Have you made a New Year’s resolution? Perhaps to lose 10 pounds or read the Bible through in 2021? Why do we make resolutions and why are such resolutions common and popular? Here are some that I noted from the Internet: save more money; build a better budget; cook one new thing each week; read more books; join a club; create a cleaning schedule you’ll stick to; drink less alcohol; quit smoking; eat veggies regularly. And so on, and so on. Perhaps, add yours to the list!

We should remember, however, that according to a 2014 report, 35% of the resolvers failed their Resolutions because they had unrealistic goals (usually too many). Furthermore, 33% didn’t keep track of their progress and 23% forgot all about them. So, don’t worry if you don’t keep your own—just keep reminding your friend about theirs!

Sometimes we need something to help us achieve our goal or resolution. One of my aims is to read the Bible through in a year and having a “One Year Bible” keeps me on track and moving. Stepping on the scales regularly is another reminder.

The idea of resolutions at the start of each year has its tradition in religions. For example, the Babylonians promised their gods that they would return borrowed objects and pay their debts. (I wish that some people who borrowed books from me would have been Babylonians.) The Romans promised the god Janus that they would be faithful.
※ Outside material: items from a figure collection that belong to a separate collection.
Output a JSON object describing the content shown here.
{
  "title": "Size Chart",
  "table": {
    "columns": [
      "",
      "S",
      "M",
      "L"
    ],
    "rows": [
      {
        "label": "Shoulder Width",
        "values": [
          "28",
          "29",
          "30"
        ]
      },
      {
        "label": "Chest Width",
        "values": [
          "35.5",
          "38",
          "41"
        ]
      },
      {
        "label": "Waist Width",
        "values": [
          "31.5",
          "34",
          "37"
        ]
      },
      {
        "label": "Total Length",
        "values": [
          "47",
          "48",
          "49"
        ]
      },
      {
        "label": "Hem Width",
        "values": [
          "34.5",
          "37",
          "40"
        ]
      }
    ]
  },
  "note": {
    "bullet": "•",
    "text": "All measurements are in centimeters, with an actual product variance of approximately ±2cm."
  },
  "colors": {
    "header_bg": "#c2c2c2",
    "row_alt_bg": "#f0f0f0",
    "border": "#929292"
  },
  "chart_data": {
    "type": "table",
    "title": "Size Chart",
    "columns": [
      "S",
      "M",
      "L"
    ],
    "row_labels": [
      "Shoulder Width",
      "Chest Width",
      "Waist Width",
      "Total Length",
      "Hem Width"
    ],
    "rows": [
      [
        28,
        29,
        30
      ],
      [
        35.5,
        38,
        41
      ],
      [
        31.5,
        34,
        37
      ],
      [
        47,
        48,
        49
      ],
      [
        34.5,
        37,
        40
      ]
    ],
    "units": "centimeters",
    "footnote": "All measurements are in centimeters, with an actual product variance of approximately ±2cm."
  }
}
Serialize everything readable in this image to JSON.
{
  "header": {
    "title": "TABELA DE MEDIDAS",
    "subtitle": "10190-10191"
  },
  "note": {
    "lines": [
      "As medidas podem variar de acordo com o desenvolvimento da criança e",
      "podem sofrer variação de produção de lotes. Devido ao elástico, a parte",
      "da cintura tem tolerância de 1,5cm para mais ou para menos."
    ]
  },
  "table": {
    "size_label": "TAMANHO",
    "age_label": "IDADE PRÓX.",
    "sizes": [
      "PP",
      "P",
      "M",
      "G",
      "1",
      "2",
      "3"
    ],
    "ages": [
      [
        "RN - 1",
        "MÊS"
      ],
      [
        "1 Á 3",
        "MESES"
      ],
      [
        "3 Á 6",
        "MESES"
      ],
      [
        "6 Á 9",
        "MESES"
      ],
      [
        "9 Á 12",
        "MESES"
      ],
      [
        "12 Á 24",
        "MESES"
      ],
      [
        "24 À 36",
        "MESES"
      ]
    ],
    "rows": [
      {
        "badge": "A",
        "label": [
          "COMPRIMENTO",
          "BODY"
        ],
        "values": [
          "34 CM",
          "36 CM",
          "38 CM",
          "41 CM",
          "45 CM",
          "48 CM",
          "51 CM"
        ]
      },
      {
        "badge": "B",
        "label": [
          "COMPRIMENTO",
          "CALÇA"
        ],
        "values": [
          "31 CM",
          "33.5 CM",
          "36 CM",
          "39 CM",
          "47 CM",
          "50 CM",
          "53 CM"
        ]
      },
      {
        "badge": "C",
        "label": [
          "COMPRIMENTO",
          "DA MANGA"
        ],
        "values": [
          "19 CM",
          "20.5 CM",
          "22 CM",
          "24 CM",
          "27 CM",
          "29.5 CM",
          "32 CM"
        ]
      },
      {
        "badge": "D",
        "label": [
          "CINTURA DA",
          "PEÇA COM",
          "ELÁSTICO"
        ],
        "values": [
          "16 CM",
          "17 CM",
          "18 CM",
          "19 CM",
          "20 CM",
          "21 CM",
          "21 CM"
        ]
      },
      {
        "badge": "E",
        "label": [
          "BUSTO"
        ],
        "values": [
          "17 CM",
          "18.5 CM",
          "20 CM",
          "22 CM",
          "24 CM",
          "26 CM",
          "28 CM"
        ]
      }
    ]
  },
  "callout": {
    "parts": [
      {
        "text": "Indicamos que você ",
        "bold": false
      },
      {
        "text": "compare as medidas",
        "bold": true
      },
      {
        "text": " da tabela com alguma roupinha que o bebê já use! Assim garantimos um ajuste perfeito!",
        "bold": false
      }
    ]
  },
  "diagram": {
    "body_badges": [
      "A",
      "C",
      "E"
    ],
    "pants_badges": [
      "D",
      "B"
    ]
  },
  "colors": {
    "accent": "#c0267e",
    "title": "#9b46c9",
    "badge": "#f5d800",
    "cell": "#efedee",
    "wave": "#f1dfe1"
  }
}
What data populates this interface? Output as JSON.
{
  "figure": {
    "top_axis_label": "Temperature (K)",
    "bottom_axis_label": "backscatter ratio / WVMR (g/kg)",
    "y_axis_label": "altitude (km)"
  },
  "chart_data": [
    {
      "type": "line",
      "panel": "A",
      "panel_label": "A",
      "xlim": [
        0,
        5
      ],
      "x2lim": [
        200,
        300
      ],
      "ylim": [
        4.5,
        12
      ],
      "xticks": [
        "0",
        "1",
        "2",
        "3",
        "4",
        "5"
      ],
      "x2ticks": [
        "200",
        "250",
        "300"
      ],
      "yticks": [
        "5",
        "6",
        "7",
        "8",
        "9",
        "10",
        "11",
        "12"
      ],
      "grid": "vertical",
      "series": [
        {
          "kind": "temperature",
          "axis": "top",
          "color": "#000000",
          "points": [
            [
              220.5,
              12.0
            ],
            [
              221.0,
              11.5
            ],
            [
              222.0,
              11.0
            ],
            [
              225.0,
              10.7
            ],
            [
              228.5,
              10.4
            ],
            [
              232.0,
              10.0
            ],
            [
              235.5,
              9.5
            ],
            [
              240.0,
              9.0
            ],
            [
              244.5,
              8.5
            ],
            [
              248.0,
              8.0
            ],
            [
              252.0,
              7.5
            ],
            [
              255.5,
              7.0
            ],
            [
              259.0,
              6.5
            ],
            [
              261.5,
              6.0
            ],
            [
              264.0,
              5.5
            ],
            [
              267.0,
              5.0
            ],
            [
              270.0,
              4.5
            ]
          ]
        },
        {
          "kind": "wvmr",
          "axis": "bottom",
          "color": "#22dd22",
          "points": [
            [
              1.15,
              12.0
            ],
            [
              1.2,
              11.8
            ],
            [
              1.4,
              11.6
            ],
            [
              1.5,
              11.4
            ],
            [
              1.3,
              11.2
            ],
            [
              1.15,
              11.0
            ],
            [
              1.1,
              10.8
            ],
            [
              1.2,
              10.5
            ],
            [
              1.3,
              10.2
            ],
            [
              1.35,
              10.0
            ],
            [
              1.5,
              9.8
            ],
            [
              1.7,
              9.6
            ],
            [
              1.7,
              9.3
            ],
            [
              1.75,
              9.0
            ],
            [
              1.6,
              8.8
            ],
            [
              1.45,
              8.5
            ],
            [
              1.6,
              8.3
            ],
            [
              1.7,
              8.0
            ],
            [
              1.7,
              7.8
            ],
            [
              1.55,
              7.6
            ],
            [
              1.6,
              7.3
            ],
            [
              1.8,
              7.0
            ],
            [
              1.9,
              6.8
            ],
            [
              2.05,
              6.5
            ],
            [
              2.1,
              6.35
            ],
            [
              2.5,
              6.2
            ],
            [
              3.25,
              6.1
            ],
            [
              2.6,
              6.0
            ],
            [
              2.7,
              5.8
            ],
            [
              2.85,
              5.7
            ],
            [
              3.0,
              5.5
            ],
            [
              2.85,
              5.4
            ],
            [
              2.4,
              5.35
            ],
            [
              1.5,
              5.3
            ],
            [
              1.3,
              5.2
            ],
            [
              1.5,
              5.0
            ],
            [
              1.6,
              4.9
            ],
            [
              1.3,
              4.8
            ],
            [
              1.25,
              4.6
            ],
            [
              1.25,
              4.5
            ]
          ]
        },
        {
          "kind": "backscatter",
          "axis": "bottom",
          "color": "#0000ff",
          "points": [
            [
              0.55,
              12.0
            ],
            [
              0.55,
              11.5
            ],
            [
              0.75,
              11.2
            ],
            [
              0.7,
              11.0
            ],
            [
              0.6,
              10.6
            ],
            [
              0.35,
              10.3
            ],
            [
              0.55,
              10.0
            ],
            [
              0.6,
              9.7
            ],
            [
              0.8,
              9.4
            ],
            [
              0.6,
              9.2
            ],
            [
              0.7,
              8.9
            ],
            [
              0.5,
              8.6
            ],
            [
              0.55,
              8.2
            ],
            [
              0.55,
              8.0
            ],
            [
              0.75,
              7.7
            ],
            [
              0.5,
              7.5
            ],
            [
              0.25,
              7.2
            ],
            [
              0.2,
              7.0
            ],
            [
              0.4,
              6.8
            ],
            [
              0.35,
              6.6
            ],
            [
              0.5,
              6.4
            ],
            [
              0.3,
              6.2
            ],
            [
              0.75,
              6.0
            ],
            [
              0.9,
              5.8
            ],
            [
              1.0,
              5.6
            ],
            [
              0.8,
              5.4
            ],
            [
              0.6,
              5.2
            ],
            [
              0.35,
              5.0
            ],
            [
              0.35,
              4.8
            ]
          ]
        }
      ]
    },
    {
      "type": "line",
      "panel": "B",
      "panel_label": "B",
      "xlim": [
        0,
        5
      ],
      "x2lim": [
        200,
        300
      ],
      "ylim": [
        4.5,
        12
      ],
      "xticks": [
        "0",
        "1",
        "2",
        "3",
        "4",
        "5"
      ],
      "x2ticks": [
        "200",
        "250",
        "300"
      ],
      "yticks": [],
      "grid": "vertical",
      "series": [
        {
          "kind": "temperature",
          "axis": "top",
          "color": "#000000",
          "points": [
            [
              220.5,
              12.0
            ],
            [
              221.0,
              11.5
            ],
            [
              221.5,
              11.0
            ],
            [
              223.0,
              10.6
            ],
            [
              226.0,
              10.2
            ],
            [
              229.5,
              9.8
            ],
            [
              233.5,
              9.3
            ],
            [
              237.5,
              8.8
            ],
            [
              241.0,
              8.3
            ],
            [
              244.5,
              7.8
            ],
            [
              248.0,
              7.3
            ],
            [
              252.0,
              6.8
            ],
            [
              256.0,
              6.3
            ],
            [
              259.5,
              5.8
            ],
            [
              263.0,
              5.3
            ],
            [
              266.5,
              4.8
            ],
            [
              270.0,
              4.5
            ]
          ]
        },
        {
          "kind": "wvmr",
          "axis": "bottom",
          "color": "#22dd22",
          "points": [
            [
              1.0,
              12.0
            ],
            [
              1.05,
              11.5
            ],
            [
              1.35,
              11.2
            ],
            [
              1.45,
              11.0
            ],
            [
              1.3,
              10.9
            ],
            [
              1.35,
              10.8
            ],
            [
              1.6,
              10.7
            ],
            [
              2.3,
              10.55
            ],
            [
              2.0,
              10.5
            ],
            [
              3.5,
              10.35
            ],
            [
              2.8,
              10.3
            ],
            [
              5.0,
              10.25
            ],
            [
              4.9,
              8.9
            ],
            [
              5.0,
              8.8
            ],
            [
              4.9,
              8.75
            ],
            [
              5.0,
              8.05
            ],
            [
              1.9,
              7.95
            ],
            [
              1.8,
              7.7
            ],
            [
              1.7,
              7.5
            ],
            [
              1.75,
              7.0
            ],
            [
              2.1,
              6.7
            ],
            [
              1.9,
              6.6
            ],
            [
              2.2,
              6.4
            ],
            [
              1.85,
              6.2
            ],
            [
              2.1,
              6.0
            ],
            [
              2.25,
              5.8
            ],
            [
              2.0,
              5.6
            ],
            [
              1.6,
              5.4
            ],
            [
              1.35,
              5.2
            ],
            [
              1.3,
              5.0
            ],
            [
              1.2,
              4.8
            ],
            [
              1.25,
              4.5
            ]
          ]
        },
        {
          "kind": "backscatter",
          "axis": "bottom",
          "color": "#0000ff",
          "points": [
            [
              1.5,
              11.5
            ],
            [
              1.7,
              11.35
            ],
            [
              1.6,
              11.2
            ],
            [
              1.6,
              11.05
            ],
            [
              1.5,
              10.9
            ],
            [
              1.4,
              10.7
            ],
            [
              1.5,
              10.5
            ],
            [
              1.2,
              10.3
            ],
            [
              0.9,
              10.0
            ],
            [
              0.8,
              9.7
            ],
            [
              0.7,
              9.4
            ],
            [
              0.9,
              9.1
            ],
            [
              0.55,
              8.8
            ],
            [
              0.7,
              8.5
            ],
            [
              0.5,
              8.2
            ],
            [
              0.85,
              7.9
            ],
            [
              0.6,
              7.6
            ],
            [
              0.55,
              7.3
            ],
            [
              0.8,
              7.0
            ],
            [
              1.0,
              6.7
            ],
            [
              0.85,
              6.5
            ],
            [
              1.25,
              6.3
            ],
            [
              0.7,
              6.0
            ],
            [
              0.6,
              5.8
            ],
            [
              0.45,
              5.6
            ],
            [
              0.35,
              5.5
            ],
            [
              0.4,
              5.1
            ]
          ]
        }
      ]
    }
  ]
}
In the medieval era, the knights took the “peacock vow” at the end of the Christmas season each year to re-affirm their commitment to chivalry (Lennox, Doug, 2007. Now You Know Big Book of Answers. Toronto: Dundurn. p. 250.)

Even in our present era, at watchnight services (or Watchnight Mass), some Christians pray and make resolutions. This tradition has many other religious parallels. For example, during Judaism’s Yom Kippur (the Day of Atonement), people are to think of their past sins and seek and offer forgiveness. People can also do this during the Christian liturgical season of Lent, although the motive is more of sacrifice than of responsibility. In fact, the Methodist practice of New Year’s resolutions came, in part, from the Lenten sacrifices (see Wikipedia on the topic if it really interests you.)
There doesn’t seem to be any penalty if you fail to keep a resolution, although like the notion of golf-gods, there may be mythological resolution-gods. They will punish you by adding pounds if you didn’t keep your resolution to lose them. If you have made a resolution never to play the lottery again, you will certainly lose it if you didn’t follow your resolution to save money. There might be kale and cabbage on sale, instead of steak, if you disregarded a resolution about eating more veggies. And so on.

It is good to have a “resolved” spirit, one in which you are determined or committed to do things better than in the past. We can say that we “made up our mind” to do something better in the future—usually next year or far enough away that it won’t hamper our present activities. Our mind is “fixed” or “set” on the target and we feel motivated to achieve it. But is our “determination” (our willpower) enough? Don’t we need support to achieve our objective, someone who knows what it takes because they have completed a similar or same thing? It doesn’t help, however, to have someone who pushes us beyond our present capabilities just because that person has completed a resolution. We need realistic boundaries and trainers who understand our weaknesses.

The Holy Spirit is like that. He takes Jesus’ statement that “my strength is accomplished in weakness,” and enables us to do what is impossible with our own might. The verse “My grace is all you need, for my power is greatest when you are weak” (2 Cor 12:9) can become a reality in our lives.

We receive His grace by asking for it, not by resolving that we will somehow find it by making promises or doing more, although, of course, we “prove” we have His power when we act from our weaknesses.

I don’t mean to sound “holy” in expressing my belief that the power of the Holy Spirit is greater than any resolution we can make. I’m trying to make the point clear that we don’t have to wait until New Year’s eve to ask for God’s power.